Before heading into your next hackathon, it's worth exploring and practicing your skills with the Query Builder. It can do so much -- but some of the functions are a bit hidden. Limber up before you hack!
Characterize Data: Quick data characteristics, with ability to dive deeper
If you've never seen your data before, you'll appreciate this one-click method to report on variable types, frequencies, distinct values, and distributions. The Describe->Characterize Data task provides a good start.
Data tasks: Advanced data reworking: long to wide, wide to long
"Long" data is typically best for reporting, while "wide" data is more suited for analytics and modeling The process of restructuring data from long to wide (or wide to long) is called Transpose. SAS Enterprise Guide has special tasks called "Split Data" (for making wide tables) and "Stack Data" (for making long data). Each method has some special requirements for a successful transformation, so it's worth your time to practice with these tasks before you need them.
Have another favorite editor? You can use SAS Enterprise Guide to open your code in your default Windows editor too. That's a great option when you need to do super-fancy text manipulation. (We won't go into the "best programming editor" debate here, but I've got my defaults set up for Notepad++.)
Export and share with others
The hackathon "units of sharing" are code (of course) and data. SAS Enterprise Guide provides several simple methods to share data in a way that just about any other tool can consume:
Export data as CSV (CSV is the lingua franca of data sharing)
Export data as Excel (if that's what your teammates are using)

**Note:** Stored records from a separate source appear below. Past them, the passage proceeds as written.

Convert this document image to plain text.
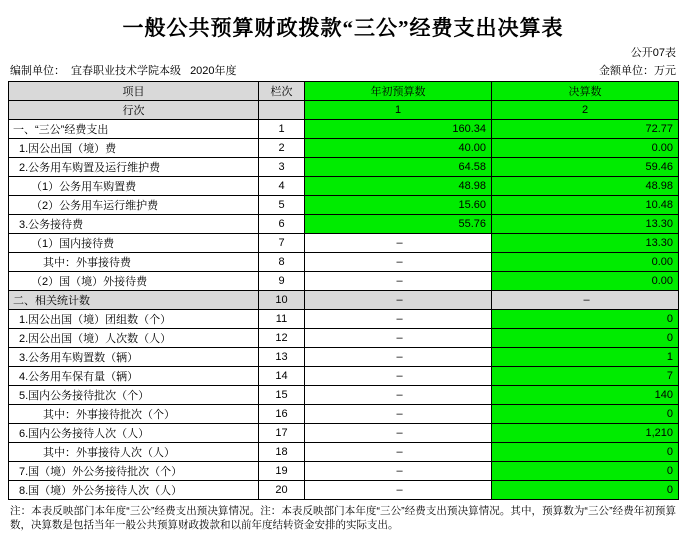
一般公共预算财政拨款“三公”经费支出决算表
公开07表
编制单位： 宜春职业技术学院本级 2020年度	金额单位：万元
项目	栏次	年初预算数	决算数
行次		1	2
一、“三公”经费支出	1	160.34	72.77
1.因公出国（境）费	2	40.00	0.00
2.公务用车购置及运行维护费	3	64.58	59.46
（1）公务用车购置费	4	48.98	48.98
（2）公务用车运行维护费	5	15.60	10.48
3.公务接待费	6	55.76	13.30
（1）国内接待费	7	–	13.30
其中：外事接待费	8	–	0.00
（2）国（境）外接待费	9	–	0.00
二、相关统计数	10	–	–
1.因公出国（境）团组数（个）	11	–	0
2.因公出国（境）人次数（人）	12	–	0
3.公务用车购置数（辆）	13	–	1
4.公务用车保有量（辆）	14	–	7
5.国内公务接待批次（个）	15	–	140
其中：外事接待批次（个）	16	–	0
6.国内公务接待人次（人）	17	–	1,210
其中：外事接待人次（人）	18	–	0
7.国（境）外公务接待批次（个）	19	–	0
8.国（境）外公务接待人次（人）	20	–	0
注：本表反映部门本年度“三公”经费支出预决算情况。注：本表反映部门本年度“三公”经费支出预决算情况。其中，预算数为“三公”经费年初预算数，决算数是包括当年一般公共预算财政拨款和以前年度结转资金安排的实际支出。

Send to Excel -- actually my favorite way to generate ad-hoc Excel data, as it automates Microsoft Excel and pipes the data your looking at directly into a new sheet.
Copy / paste with headers -- low-tech, but this gets you exactly the columns and fields that you want to share with another team member.
When it comes to sharing code, you can use File->Export All Code to capture all SAS code from your project or process flow. However, I prefer to assemble my own "standalone" code piecemeal, so that I can make sure it's going to run the same for someone else as it does for me. To accomplish this, I create a new SAS program node and copy the code for each step that I want to share into it...one after another. Then I test by running that code in a new SAS session. Validating your code in this way helps to reduce friction when you're sharing your work with others.
Hacking your own personal growth
The obvious benefit of hackathons is that at the end of a short, intense period of work, you have new insights and solutions that didn't have before – and might never have arrived at on your own. But the personal benefit comes in the people you meet and the techniques that you learn. I find that I'm able to approach my day job with fresh perspective and ideas – the creativity keeps flowing, and I'm energized to apply what I've learned in my business.